Cisco acquired Duo in 2018 for $2.35 billion to help customers securely connect any user to any application on any network.

App-based authentication preferred

The report revealed that the number of MFA authentications using Duo rose by 41% globally, with Germany, Japan, and Brazil contributing the strongest tailwinds with 52.3%,28%, and 26.3% year-on-year growth respectively.

This was even though a considerable batch of global workforce returned to office last year and the remote access authentications fell to only 25% of all Duo authentications.

Duo Push, which uses app-based authentication, emerged as a strong authentication method as 91.5% of accounts enabled Duo Push as one of the authentication factors, accounting for over 3.2 billion authentications (21%). Duo push was preferred over legacy authentication methods such as SMS and phone calls (at 4.9% in 2023).

“I think it’s the pivot of people realizing that SMS-based authentication is easily compromised, and there’s a huge push by attackers to compromise SIM cards and be able to spoof those numbers and then, by virtue, be able to intercept SMS,” Lewis added.

Authentication failure and lacking policies raise concerns

Five percent of all measured authentications failed, with 28% of failures attributed to users not being enrolled in the system. This presents a very risky area opening up the scope for attackers to gain unauthorized access to sensitive data or critical systems, leading to data breaches, according to the report.

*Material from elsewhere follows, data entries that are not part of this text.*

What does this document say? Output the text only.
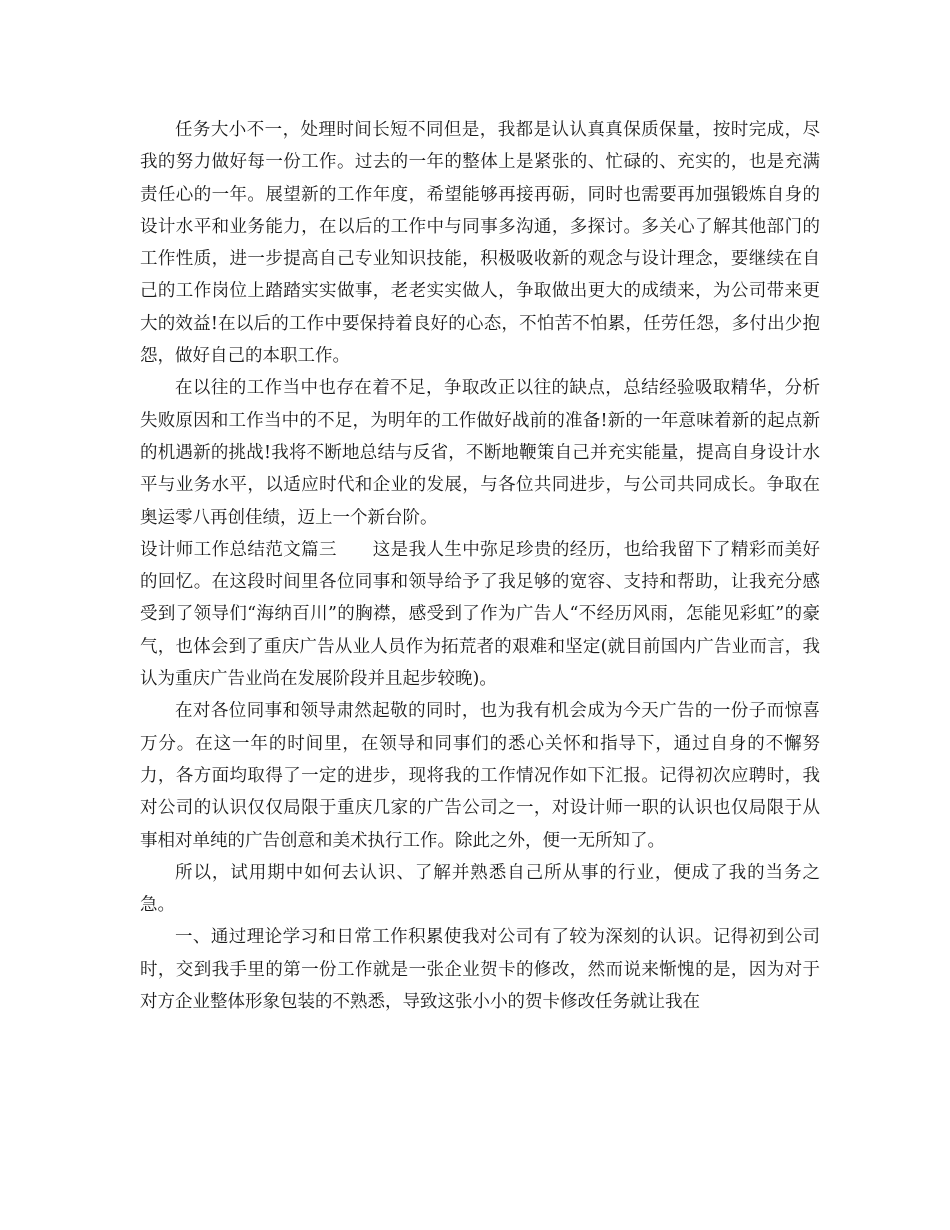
任务大小不一，处理时间长短不同但是，我都是认认真真保质保量，按时完成，尽我的努力做好每一份工作。过去的一年的整体上是紧张的、忙碌的、充实的，也是充满责任心的一年。展望新的工作年度，希望能够再接再砺，同时也需要再加强锻炼自身的设计水平和业务能力，在以后的工作中与同事多沟通，多探讨。多关心了解其他部门的工作性质，进一步提高自己专业知识技能，积极吸收新的观念与设计理念，要继续在自己的工作岗位上踏踏实实做事，老老实实做人，争取做出更大的成绩来，为公司带来更大的效益!在以后的工作中要保持着良好的心态，不怕苦不怕累，任劳任怨，多付出少抱怨，做好自己的本职工作。

在以往的工作当中也存在着不足，争取改正以往的缺点，总结经验吸取精华，分析失败原因和工作当中的不足，为明年的工作做好战前的准备!新的一年意味着新的起点新的机遇新的挑战!我将不断地总结与反省，不断地鞭策自己并充实能量，提高自身设计水平与业务水平，以适应时代和企业的发展，与各位共同进步，与公司共同成长。争取在奥运零八再创佳绩，迈上一个新台阶。

设计师工作总结范文篇三　　这是我人生中弥足珍贵的经历，也给我留下了精彩而美好的回忆。在这段时间里各位同事和领导给予了我足够的宽容、支持和帮助，让我充分感受到了领导们“海纳百川”的胸襟，感受到了作为广告人“不经历风雨，怎能见彩虹”的豪气，也体会到了重庆广告从业人员作为拓荒者的艰难和坚定(就目前国内广告业而言，我认为重庆广告业尚在发展阶段并且起步较晚)。

在对各位同事和领导肃然起敬的同时，也为我有机会成为今天广告的一份子而惊喜万分。在这一年的时间里，在领导和同事们的悉心关怀和指导下，通过自身的不懈努力，各方面均取得了一定的进步，现将我的工作情况作如下汇报。记得初次应聘时，我对公司的认识仅仅局限于重庆几家的广告公司之一，对设计师一职的认识也仅局限于从事相对单纯的广告创意和美术执行工作。除此之外，便一无所知了。

所以，试用期中如何去认识、了解并熟悉自己所从事的行业，便成了我的当务之急。

一、通过理论学习和日常工作积累使我对公司有了较为深刻的认识。记得初到公司时，交到我手里的第一份工作就是一张企业贺卡的修改，然而说来惭愧的是，因为对于对方企业整体形象包装的不熟悉，导致这张小小的贺卡修改任务就让我在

It was also observed that 96.4% of organizations have no policy related to location (allow, deny, or require 2FA), opening their networks to attacks through unauthorized cross-geography access.

“Fundamentally, 96% of organizations overall don’t have any geographical based blocking whatsoever, meaning they have attackers from all of the planet,” Lewis added. “Geo-blocking has limited utility, but it does reduce a lot of the noise for many organizations.”

Despite heavy adoption, MFA was found to have lighter organization-wide deployments, which can lead to credential compromises, rendering the partial adoption counterproductive. The average company had 40.26% of accounts with either no MFA or a weak MFA 2.